"Empiricism and Abstraction: A Brief History of Metals in Architecture," is an essay in the edited volume Post Ductility by Michael Bell and Craig Buckley.The third book in the series from Columbia University is focused on metals. Metals, as surface or structure as the generators of space play a role in nearly every strain of modernization in architecture. They define complete geographies of work, production, and political life. Non-architectural metals delivered in automobiles, and hard goods in the United States and worldwide have all been sourced as the engines of the sprawling late twentieth-century city in all of its forms.
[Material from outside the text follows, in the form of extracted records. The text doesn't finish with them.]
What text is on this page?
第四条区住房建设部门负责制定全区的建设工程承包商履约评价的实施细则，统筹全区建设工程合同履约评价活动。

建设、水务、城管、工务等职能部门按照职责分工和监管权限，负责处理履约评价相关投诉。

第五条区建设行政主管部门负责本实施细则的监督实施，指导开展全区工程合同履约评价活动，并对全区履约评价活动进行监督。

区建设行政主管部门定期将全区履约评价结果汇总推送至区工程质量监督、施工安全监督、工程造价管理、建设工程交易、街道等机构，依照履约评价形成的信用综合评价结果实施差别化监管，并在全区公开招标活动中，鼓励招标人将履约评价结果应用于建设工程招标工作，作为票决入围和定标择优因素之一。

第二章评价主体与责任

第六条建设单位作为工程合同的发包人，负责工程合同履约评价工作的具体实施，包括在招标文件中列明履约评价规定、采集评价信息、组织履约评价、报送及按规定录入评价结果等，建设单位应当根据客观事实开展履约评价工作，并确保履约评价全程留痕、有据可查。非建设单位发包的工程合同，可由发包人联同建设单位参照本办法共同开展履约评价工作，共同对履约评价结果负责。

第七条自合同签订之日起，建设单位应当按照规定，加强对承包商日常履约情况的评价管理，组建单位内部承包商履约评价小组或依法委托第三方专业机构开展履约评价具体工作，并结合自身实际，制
But in the received aspects of architectural history, metals, and in particular steel, remain less diluted; they are presented as intrinsic to the profession as material precedes concepts they are carriers of architectural meaning.
At the twilight of the Age of Enlightenment, Joseph Wright of Derby’s painting Iron Forge from Without (1773) is last of the blacksmith series of works that anticipated the waves of industrialization about to inundate English society. From within the iron forge, the viewer witnesses the process of smelting as the smithy heats pig iron over coal-based coke and then pounds its formless mass into the productive tools of the emerging commercial age. The employment of a water-powered tilt hammer, a common technology, mechanized one phase of the ironsmith’s procedures. These discrete techniques would eventually be rationalized into large-scale industrial processes, wherein labor and material could be correlated according to efficiencies of time and cost. Here, already depicted by Wright, is the division of labor under industrial capitalism: the worker manning the forge, the manager overseeing his charge, and the owner surveying his enterprise. Joining the manager in watching this spectacle of production are his wife and child, who don trappings of their middle class status, exhibiting their new social role as the purchasers of the commodities being manufactured from the nation’s lucrative cotton industries. 
 David H. Solkin, “Joseph Wright of Derby and the Sublime Art of Labor,” Representations, no. 83 (Summer 2003), 167–94.